当水接触角大于150°且滑动角小于10°时,便可定义为超疏水。超疏水材料的亲油性可以高效且具有选择性地吸收油和有机溶剂,实现了便捷、高效的油水分离方式。目前研究工作大部分集中在聚合物结构上引入含氟链段以达到超疏水性能,这不仅增加了成本,而且对环境不利。因此,制备一种具有低成本、选择性好、吸附效率高、满足苛刻环境要求的多孔有机聚合物迫在眉睫。
发明内容
针对现有超疏水材料的缺点,本发明的目的在于提供一种耐酸碱超疏水涤纶织物,实现低成本、环保、高效和高选择性的新型油水分离方式。

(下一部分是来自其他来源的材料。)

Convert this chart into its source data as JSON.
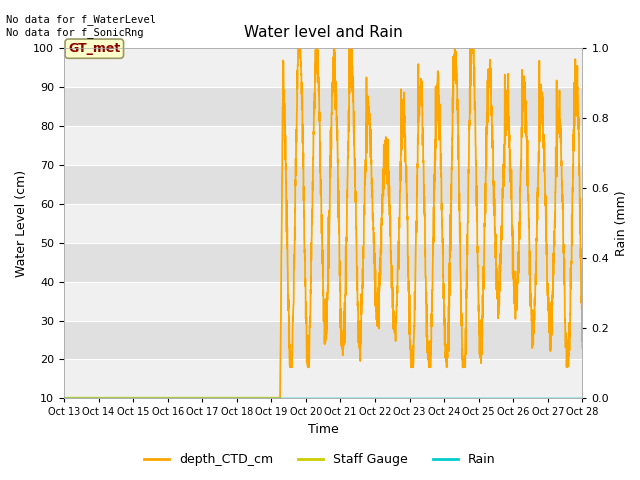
{
  "title": "Water level and Rain",
  "xlabel": "Time",
  "ylabel_left": "Water Level (cm)",
  "ylabel_right": "Rain (mm)",
  "annotation_top": "No data for f_WaterLevel\nNo data for f_SonicRng",
  "legend_label": "GT_met",
  "ylim_left": [
    10,
    100
  ],
  "ylim_right": [
    0.0,
    1.0
  ],
  "yticks_left": [
    10,
    20,
    30,
    40,
    50,
    60,
    70,
    80,
    90,
    100
  ],
  "yticks_right": [
    0.0,
    0.2,
    0.4,
    0.6,
    0.8,
    1.0
  ],
  "xtick_labels": [
    "Oct 13",
    "Oct 14",
    "Oct 15",
    "Oct 16",
    "Oct 17",
    "Oct 18",
    "Oct 19",
    "Oct 20",
    "Oct 21",
    "Oct 22",
    "Oct 23",
    "Oct 24",
    "Oct 25",
    "Oct 26",
    "Oct 27",
    "Oct 28"
  ],
  "background_color": "#e8e8e8",
  "band_color_light": "#f0f0f0",
  "band_color_dark": "#e0e0e0",
  "line_color_ctd": "#FFA500",
  "line_color_rain": "#00CCCC",
  "legend_entries": [
    "depth_CTD_cm",
    "Staff Gauge",
    "Rain"
  ],
  "legend_colors": [
    "#FFA500",
    "#CCCC00",
    "#00CCCC"
  ],
  "figsize": [
    6.4,
    4.8
  ],
  "dpi": 100
}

本发明采用的技术方案如下:一种超疏水多孔有机聚合物,具有如(I)所示的结构式:
一种超疏水多孔有机聚合物的制备方法,包括如下步骤:
1)合成过程:在氮气条件下,于容器中加入反应单体1,3,5-三乙炔基苯和2,7-二溴-9,9-二苯基芴,然后加入四(三苯基磷)钯和碘化亚铜作催化剂,用注射器加入无水N,N-二甲基甲酰胺和无水三乙胺,在氮气条件下,于80℃反应72h;
2)提纯过程:反应结束后,将产物冷却至室温,分别用N,N-二甲基甲酰胺、四氢呋喃和丙酮溶剂洗涤,然后依次用四氢呋喃、二氯甲烷和甲醇索氏提取,对粗产品进行进一步纯化,最后在90℃下真空干燥10h,得到超疏水多孔有机聚合物。
进一步的,步骤1)中,按摩尔比,1,3,5-三乙炔基苯:2,7-二溴-9,9-二苯基芴=1:1.5。
进一步的,步骤1)中,按质量比,四(三苯基磷)钯:碘化亚铜=3:1。
进一步的,步骤1)中,按体积比,无水N,N-二甲基甲酰胺:无水三乙胺=2.5:1。
一种耐酸碱超疏水涤纶织物,通过浸渍的方式将上述的超疏水多孔有机聚合物负载在涤纶织物上。
一种耐酸碱超疏水涤纶织物的制备方法,包括如下步骤:将上述的超疏水多孔有机聚合物超声分散于乙醇中得分散液,将涤纶织物放在分散液中,超声均匀、静置、干燥,得到耐酸碱超疏水涤纶织物。
本发明提供的一种耐酸碱超疏水涤纶织物在油水混合物分离中的应用。
本发明的有益效果是:
1、本发明,以1,3,5-三乙炔基苯和2,7-二溴-9,9-二苯基芴作为构筑基元,四(三苯基磷)钯为催化剂,通过Sonogashira-Hagihara偶联反应制备多孔有机聚合物LNU-15。所用的单体廉价易得,对环境友好,易满足实际生产需求。
2、本发明,使用简单浸渍的方式将多孔有机聚合物负载在涤纶织物上,制备方法简单,仅需通过浸渍的方式,便可以获得具有超疏水性能的涤纶织物,工艺简单,有利于快速量产。
3、本发明制备得到的耐酸碱超疏水涤纶织物,可用于油水混合物有效分离,在强酸和强碱等苛刻条件下仍保持良好的疏水性能,可以满足不同环境的需求。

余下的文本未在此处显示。